As the first book of a new, top-secret project departs for initial developmental edits, I feel kind of lost. There’s been so much writing and editing and creation going on for the past few months -- now that there’s a break, I feel weird. Like the brain still has ideas bouncing around, but it’s too tired to process them right this minute. Could also be because I’m 10/10 exhausted from this call week, too, but that’s beside the point.
Nowadays, I can’t not have a project to work on in front of me. Like, it feels…wrong…not to write.
At nighttime, after sending off that last project, my head switch gears. Like I wanted nothing more than to start outlining the next book, but simply couldn’t do it. Too tired. But then the scenes for the next story started lining up, on their own! Couldn’t stop if I wanted to.
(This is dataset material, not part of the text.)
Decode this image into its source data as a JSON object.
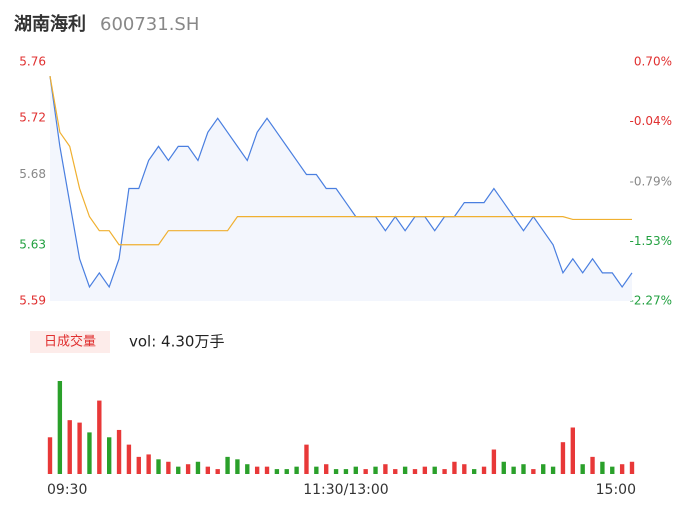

Maybe there’s some truth to what more seasoned authors say: These stories rolling around in the head must be let out! Only, it would be nice if those stories gave me a break every once in a while.
So what if I don’t write this day or this week? Good news! There’s always something for a writer to do. Always. If it’s not writing, its editing. If it’s not editing, it’s sending queries. If it’s not queries, it’s marketing current books. The work doesn’t end, and I love all of it. Even the times when there’s waiting.
Only…it’s never waiting. Not really. It’s just time to write more!